As she examined it more closely she saw that this patch of blue had a very definite outline, but rough and jagged, like the edges of a piece of cloth haggled by a child who is just learning to use a pair of scissors.

Having recaptured her fugitive skate, she clamped it to her foot and was about to go on her way when another startling fact arrested her.

“Why, that,” she thought, “is just about where that man was sitting last night; the one Marian and I saw who had apparently dropped in from nowhere.”

So struck with the discovery was she that she skated over to the edge of the ice where the sled drawn by the two strangers had left the snow. There she took good notice of the direction in which the sled had been going when it came upon the ice.

Turning about, she skated backward with her eyes on the track made by the sled runners. She was endeavoring to retrace the sled over the ice where no tracks were visible, in an effort to prove that the sled had arrived at the point on the ice where the hole had been cut when it turned and struck off at another angle.

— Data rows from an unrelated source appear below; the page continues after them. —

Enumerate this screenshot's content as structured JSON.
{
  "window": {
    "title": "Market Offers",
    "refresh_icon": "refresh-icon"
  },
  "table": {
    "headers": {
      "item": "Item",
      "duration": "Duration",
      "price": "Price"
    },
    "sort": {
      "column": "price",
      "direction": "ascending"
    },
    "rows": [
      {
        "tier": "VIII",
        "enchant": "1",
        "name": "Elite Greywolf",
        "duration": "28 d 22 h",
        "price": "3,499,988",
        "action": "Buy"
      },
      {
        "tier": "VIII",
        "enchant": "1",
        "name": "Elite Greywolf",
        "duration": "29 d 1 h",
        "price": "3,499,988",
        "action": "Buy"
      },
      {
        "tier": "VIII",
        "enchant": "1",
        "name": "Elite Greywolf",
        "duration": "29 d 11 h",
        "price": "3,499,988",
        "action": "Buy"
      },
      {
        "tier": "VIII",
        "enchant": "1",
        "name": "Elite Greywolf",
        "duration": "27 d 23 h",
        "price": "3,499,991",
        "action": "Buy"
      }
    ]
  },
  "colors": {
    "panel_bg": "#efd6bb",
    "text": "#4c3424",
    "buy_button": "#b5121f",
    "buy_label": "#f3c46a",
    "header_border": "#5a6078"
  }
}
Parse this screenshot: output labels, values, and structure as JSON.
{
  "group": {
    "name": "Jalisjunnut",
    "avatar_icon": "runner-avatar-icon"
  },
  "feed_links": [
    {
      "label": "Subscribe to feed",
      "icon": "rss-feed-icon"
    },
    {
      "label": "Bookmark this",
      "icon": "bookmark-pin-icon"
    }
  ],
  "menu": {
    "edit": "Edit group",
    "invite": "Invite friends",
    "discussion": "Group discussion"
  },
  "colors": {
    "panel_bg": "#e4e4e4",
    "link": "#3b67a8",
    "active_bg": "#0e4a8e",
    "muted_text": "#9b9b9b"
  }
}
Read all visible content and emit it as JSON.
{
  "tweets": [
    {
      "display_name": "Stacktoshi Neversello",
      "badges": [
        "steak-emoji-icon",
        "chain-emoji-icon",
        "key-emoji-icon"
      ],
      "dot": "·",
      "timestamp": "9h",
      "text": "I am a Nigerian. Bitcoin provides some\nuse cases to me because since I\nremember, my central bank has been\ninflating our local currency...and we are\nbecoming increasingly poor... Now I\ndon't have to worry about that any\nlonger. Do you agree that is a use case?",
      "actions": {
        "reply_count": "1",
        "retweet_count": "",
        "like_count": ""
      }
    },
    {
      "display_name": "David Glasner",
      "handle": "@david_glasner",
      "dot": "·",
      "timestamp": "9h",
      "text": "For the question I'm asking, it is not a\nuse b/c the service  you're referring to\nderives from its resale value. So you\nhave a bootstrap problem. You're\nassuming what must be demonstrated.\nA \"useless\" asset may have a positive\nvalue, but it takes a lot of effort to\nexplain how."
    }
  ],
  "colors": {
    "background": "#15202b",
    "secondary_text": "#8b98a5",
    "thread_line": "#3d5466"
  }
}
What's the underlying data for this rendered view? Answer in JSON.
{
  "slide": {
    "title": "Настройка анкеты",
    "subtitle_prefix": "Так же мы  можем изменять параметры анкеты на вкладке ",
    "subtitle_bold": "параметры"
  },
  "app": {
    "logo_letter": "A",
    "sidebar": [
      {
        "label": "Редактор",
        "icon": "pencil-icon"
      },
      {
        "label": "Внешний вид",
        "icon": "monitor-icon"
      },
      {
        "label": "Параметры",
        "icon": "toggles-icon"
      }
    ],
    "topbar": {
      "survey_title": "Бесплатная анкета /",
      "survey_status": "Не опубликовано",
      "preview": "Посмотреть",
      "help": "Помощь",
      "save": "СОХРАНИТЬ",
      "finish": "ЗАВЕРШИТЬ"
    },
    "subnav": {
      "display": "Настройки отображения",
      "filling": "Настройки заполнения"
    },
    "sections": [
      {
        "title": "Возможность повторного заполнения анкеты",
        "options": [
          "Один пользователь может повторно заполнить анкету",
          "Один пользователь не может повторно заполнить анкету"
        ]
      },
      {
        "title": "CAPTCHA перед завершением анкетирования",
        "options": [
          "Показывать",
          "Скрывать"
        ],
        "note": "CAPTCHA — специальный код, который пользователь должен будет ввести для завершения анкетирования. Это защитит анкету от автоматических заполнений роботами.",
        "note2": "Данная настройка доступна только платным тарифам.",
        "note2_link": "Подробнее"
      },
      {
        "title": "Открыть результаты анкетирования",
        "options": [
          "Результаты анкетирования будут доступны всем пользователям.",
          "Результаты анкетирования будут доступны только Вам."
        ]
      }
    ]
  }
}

So successful was she in this that she all but fell over the rise in the ice a second time.

“That’s that,” she murmured. “Now for something else.”

Skating rapidly to the end of the lagoon nearest the dry dock she circulated about until she discovered the spot at which the sled had left the ice.

Again guiding herself by the course taken by the sled, she skated backward and in a short time found herself once more beside the spot in the ice where the hole had been cut.